Но, главное, он помнит то, о чем говорили тогда люди, которых, – и это тоже было одним из факторов безусловности, – им никогда не будут встречены.
Они тоже сплывут с лона его жизни.
Вот этот, видимо, чиновник, а может и мелкий купец, который говорит тяжеловатой, как причальный кнехт, даме:
– Университет только дает направление, куда идти. А дальше ты уже идешь сам. Зачастую – вслепую.
– Закон любого счастья – эгоизм, – кажется, не очень впопад, говорит дама.
– Много знать – это не говорит, что быть умнее всех, – снова речь заводит об образовании купчик. Наверное, на тот момент это беспокоит или занимает его более всего.
Он отвлекся на драку чаек, а когда снова – слухом – приник к этим двоим, на их месте уже стояли другие. Он – офицер. Она, по всему видно, курсистка.
– Быть на своем месте, – произносит курсистка, – удается не всем.
А офицер то ли ответил, то ли утвердил ранее сказанное такой фразой:
– Проблема бывает жива даже тогда, когда о ней забывают, что она есть.
А курсистка – как по писаному – продолжает изрекать разные складности:
– Достоинству трудно запретить быть таковым.
Офицер не успел ничего сказать, так как на его фуражку спикировала та сумасшедшая чайка, которая до этого затеяла драку со своем однолетницей.
Поэтому, а может, по какому другому случаю, но эти двое с борта куда-то удалились, и он засиротел, пока на нем не появился одиноко шляющийся молодой человек с тросточкой и в шляпе, надвинутой на брови.
– Самый распространенный вид сумасшествия, – обратился он, видимо, все же к нему, Пешкову, – это гонка за сногсшибательной модой.
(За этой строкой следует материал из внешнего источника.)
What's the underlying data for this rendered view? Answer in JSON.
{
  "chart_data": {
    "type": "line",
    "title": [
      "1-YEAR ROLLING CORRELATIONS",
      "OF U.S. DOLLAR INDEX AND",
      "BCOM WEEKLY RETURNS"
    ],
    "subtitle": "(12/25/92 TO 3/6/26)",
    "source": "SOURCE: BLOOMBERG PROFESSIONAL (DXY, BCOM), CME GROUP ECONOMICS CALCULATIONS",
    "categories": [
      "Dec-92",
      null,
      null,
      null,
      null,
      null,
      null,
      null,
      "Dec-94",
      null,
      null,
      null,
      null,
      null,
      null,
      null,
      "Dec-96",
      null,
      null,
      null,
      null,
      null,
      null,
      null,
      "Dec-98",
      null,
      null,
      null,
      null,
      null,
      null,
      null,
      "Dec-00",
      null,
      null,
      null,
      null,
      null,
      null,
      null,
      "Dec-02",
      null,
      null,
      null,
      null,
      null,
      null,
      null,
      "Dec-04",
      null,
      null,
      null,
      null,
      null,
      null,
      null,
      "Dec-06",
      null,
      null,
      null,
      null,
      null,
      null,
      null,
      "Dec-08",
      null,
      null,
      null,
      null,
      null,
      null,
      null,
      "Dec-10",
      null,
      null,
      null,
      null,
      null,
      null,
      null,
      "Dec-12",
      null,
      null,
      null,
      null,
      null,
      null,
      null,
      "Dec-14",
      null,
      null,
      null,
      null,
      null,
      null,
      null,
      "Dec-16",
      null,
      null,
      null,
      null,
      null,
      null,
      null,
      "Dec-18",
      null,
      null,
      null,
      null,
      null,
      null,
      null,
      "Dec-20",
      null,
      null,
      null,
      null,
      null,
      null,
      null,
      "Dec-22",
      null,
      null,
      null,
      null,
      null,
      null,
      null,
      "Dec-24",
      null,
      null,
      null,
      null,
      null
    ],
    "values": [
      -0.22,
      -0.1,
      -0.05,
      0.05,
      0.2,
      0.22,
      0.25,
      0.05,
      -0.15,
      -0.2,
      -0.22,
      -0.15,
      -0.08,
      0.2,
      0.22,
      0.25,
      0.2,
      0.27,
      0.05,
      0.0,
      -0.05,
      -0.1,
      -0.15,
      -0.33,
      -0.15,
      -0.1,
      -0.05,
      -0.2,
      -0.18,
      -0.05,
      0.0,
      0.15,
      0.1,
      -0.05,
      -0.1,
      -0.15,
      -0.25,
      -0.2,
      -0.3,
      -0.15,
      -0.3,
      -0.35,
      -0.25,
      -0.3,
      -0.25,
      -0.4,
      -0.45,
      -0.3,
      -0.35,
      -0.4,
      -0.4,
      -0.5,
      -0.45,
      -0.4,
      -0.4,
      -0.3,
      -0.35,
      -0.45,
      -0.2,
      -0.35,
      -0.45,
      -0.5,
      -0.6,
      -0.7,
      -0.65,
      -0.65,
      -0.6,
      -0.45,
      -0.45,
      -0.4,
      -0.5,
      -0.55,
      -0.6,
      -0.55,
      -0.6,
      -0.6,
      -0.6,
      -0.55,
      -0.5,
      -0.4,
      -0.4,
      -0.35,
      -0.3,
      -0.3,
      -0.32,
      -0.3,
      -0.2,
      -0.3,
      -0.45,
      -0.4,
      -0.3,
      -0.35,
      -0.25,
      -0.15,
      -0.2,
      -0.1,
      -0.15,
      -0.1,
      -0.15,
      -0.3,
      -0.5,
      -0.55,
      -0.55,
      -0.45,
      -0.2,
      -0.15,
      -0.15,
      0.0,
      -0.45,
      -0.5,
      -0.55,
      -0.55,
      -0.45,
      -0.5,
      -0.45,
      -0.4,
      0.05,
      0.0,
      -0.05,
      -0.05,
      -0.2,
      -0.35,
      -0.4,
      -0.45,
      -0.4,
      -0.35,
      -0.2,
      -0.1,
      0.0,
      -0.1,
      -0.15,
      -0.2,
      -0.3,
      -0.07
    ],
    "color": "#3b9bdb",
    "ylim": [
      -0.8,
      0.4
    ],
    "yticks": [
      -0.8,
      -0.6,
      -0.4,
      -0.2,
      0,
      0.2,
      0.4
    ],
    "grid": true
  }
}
Он выщелкнул из портсигара папиросу, с некоторым шиком возжег спичку и закурил:
– Или у молодого гения свое мнение?
Брови, видимо заиграв какую-то плясовую, привели в движение шляпу.
– Не оборачивайтесь на ушедших, – тем временем заназидал хлыщ, – их догонять самое неблагодарное дело.
И поскольку и на это Пешков ничего не ответил, молодой человек, буркнув: «Если нет пользы от собственного величия, то зачем она тебе нужна?», удалился вихляющей походкой.
А Алексей подумал, что мир не столько красочен и многогранен, но и одинотипен. Каждый старается доказать другому порой то, что ни имеет к ним обоим никакого, даже прикладного, отношения.
Долгое время Алексею потом, уже ставшему Максимом Горьким, хотелось хоть как-то реабилитировать себя в глазах Софьи Андреевны, наверняка воспринявшей его как романтического бродягу, уже познавшего вкус простой грубой жизни, и ощутившего не так просто сходящие с ладоней, от так называемой черной работы, мозолей.
Зачем ему тогда был нужен Толстой?
Трудно сказать.
Может быть затем, чтобы в Моздокской степи щегольнуть воспоминанием, что он за обеденным столом, хоть и в его отсутствии, но пил кофе.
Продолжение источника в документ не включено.